Understanding these mechanisms is essential for developing strategies to enhance aquaculture resilience, particularly in the face of climate change and environmental fluctuations. Identifying the conditions under which GABA inclusion is most effective could form the basis for dietary interventions designed for specific stress scenarios.

Taken together, our findings indicate that dietary GABA inclusion did not provide observable protective effects for olive flounder under acute temperature stress. However, our results underscore the significant health challenges faced by olive flounder due to rising temperature stress, which continues to impact flounder farms. The detrimental effects of temperature stress on this species are a growing concern, particularly as climate change intensifies.
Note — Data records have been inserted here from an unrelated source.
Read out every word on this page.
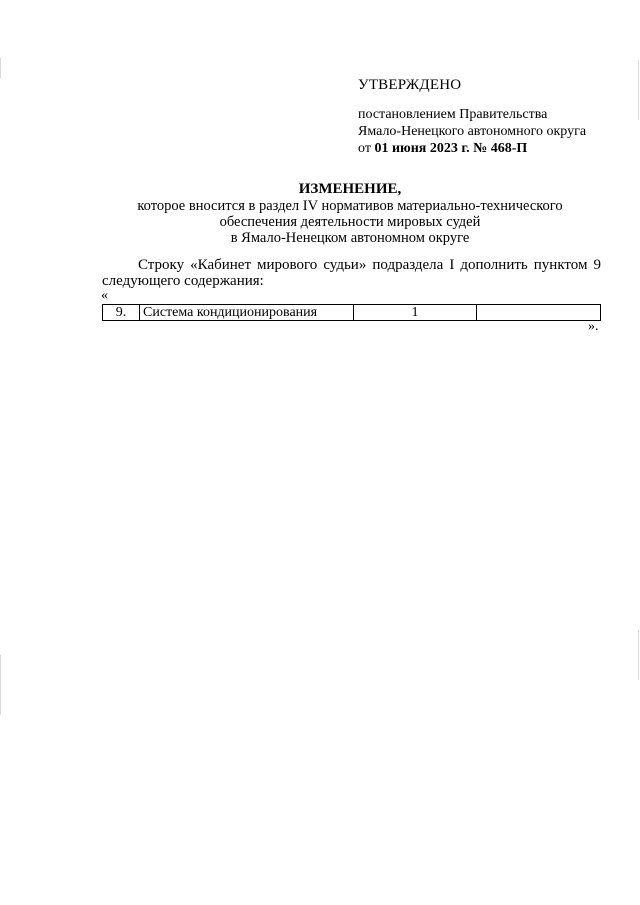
УТВЕРЖДЕНО
постановлением Правительства
Ямало-Ненецкого автономного округа
от 01 июня 2023 г. № 468-П
ИЗМЕНЕНИЕ,
которое вносится в раздел IV нормативов материально-технического
обеспечения деятельности мировых судей
в Ямало-Ненецком автономном округе
Строку «Кабинет мирового судьи» подраздела I дополнить пунктом 9
следующего содержания:
«
9.	Система кондиционирования	1	
».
According to a United Nations report [121], the ocean absorbs 90% of the heat generated by global warming, raising serious concerns about the sustainability of fish species like olive flounder, whose aquaculture operations heavily rely on direct ocean water. In response to these concerns, researchers are increasingly focused on understanding olive flounder mortality associated with rapid temperature fluctuations in aquaculture environments [122]. In a survey on welfare-related issues affecting olive flounder farms in Korea, Oh and Kee [123] reported that water temperature fluctuations were identified as a critical challenge by 81.7% of respondents.

Given these pressing needs, this study evaluated the effects of dietary gamma-aminobutyric acid (GABA) inclusion on acute temperature stress in olive flounder. While GABA did not show observable effects in mitigating temperature stress, the findings highlight key physiological and metabolic responses to temperature fluctuations. This underscores the need for further research into alternative nutritional strategies to enhance stress resilience in aquaculture species.

5. Conclusions

This study serves as a preliminary investigation into the potential of dietary GABA inclusion to influence the stress response of juvenile olive flounder under acute temperature stress, based on GABA’s well-documented role as a stress mitigant across various species and stress conditions. Despite previous evidence supporting its benefits, the inclusion of GABA in the diet did not yield significant improvements in growth performance, body composition, or free amino acid profiles in olive flounder. Additionally, no significant changes were observed in survival rates following exposure to lethal temperature stress, suggesting that GABA inclusion did not enhance resilience to acute thermal stress in this species. However, elevated temperatures negatively impacted key physiological and metabolic parameters, including GOT, GPT, GLU, TP, SOD, and CORT, highlighting the susceptibility of olive flounder to temperature fluctuations, particularly during the summer months. These findings emphasize the need for effective dietary protocols to mitigate temperature-induced stress and the importance of further research on GABA’s potential applications in aquaculture. While this study did not provide conclusive evidence for GABA’s role in improving stress resilience under acute thermal stress, its potential as a mitigatory agent should not be dismissed. Given its established reputation in regards to stress regulation, additional research is necessary to optimize inclusion protocols and determine the specific conditions under which GABA may offer greater benefits. These insights could contribute to the development of more effective strategies for improving fish health and welfare in aquaculture systems, particularly in the face of a rapidly changing climate.